In this article, I group the seven most common types of comments in order of frequency. I then follow that representative statement with a direct quote from a non-Christian. Read these comments and see if you learn some of the lessons I learned.
- Christians are against more things than they are for. “It just seems to me that Christians are mad at the world and mad at each other. They are so negative that they seem unhappy. I have no desire to be like them and stay upset all the time.”
- I would like to develop a friendship with a Christian. “I’m really interested in what they believe and how they carry out their beliefs. I wish I could find a Christian that would be willing to spend some time with me.”
- I would like to learn about the Bible from a Christian. “The Bible really fascinates me, but I don’t want to go to a stuffy and legalistic church to learn about it. I would be nice if a Christian invited me to study the Bible in his home or at a place like Starbucks.”

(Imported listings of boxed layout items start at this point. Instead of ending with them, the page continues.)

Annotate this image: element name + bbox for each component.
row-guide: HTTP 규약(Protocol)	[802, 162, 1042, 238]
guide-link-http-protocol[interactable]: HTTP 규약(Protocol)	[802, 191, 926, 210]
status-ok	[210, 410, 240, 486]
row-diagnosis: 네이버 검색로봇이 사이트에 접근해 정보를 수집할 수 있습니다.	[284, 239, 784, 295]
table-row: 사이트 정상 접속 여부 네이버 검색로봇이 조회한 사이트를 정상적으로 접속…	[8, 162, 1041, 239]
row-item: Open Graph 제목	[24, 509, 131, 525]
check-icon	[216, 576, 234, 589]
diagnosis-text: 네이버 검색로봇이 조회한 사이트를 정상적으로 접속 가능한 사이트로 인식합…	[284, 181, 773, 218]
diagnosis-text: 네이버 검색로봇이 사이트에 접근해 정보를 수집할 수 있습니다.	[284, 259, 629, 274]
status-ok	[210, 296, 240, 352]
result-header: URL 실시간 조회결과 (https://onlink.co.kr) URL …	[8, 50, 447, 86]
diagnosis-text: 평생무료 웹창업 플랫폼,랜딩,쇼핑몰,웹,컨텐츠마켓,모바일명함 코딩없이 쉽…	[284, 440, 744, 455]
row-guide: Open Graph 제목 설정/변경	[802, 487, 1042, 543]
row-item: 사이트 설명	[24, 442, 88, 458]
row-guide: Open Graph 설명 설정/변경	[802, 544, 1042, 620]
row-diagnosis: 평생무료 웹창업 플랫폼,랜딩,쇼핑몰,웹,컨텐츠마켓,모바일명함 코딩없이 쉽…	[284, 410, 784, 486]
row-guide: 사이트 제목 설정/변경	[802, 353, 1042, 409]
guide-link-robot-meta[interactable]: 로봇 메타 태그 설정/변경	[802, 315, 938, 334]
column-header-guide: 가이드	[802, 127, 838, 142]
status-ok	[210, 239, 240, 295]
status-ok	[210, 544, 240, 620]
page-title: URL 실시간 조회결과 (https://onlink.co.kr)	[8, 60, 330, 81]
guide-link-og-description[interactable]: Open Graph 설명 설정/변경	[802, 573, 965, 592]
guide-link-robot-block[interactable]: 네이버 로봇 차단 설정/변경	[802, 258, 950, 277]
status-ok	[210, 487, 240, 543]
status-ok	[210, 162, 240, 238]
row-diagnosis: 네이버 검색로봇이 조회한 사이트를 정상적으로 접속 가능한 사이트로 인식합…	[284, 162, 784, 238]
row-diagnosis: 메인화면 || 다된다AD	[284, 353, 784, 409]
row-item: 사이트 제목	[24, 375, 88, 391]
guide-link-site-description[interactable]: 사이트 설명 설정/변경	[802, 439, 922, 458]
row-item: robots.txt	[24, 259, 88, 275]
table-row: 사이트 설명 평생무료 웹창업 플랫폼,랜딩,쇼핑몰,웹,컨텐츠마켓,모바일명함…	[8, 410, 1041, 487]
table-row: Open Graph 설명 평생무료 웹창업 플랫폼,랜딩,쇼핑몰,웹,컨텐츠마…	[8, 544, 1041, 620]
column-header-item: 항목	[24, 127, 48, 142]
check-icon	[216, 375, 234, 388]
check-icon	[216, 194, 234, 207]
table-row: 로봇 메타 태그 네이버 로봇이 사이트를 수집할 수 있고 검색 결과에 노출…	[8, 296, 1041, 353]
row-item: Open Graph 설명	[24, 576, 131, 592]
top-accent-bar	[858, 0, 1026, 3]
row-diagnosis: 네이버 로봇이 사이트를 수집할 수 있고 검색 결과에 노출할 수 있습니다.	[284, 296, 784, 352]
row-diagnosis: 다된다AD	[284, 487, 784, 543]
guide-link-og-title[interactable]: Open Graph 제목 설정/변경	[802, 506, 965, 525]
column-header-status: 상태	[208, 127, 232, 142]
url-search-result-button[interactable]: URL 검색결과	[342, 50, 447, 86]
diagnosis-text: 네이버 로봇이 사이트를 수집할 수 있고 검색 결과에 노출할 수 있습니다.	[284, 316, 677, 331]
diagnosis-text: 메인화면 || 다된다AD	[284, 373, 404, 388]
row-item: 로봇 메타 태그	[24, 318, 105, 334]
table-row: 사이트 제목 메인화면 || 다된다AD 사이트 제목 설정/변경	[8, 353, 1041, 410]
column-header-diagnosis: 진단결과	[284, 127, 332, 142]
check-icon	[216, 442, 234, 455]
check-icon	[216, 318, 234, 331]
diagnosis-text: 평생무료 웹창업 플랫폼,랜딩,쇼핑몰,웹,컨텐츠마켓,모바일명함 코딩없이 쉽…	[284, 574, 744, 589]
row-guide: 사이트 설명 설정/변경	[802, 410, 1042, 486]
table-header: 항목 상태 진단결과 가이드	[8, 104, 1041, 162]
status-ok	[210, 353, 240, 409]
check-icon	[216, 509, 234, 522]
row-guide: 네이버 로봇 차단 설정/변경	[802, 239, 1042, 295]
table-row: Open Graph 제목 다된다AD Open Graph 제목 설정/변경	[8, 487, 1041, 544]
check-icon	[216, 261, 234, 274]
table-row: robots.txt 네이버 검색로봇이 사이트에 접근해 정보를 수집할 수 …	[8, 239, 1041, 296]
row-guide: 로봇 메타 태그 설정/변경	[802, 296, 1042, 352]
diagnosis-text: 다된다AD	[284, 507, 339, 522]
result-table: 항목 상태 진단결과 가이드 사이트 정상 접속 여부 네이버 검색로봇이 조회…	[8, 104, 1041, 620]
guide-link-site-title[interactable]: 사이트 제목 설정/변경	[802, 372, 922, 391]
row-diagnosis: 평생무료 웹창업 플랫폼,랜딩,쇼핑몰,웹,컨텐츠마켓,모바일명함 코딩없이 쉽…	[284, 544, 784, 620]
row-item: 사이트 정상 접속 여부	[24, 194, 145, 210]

- I don’t see much difference in the way Christians live compared to others. “I really can’t tell what a Christian believes because he doesn’t seem much different than other people I know. The only exception would be Mormons. They really seem to take their beliefs seriously.”
- I wish I could learn to be a better husband, wife, dad, mom, etc., from a Christian. “My wife is threatening to divorce me, and I think she means it this time. My neighbor is a Christian, and he seems to have it together. I am swallowing my pride and asking him to help me.”
- Some Christians try to act like they have no problems. “Harriett works in my department. She is one of those Christians who seem to have a mask on. I would respect her more if she didn’t put on such an act. I know better.”
- I wish a Christian would take me to his or her church. “I really would like to visit a church, but I’m not particularly comfortable going by myself. What is weird is that I am 32-years old, and I’ve never had a Christian invite me to church in my entire life.”
Do you see the pattern? Non-Christians want to interact with Christians. They want to see Christians’ actions match their beliefs. They want Christians to be real.
In one study we conducted, we found that only five percent of non-Christians are antagonistic toward Christians. It’s time to stop believing the lies we have been told. Jesus said it clearly: “The harvest is abundant, but the workers are few. Therefore, pray to the Lord of the harvest to send out workers into His harvest” (Luke10:2, HCSB).
Satan is the author of excuses. There is no reason to wait to reach those who don’t know Jesus Christ. We must go now. The harvest is waiting. And the Lord of the harvest has prepared the way.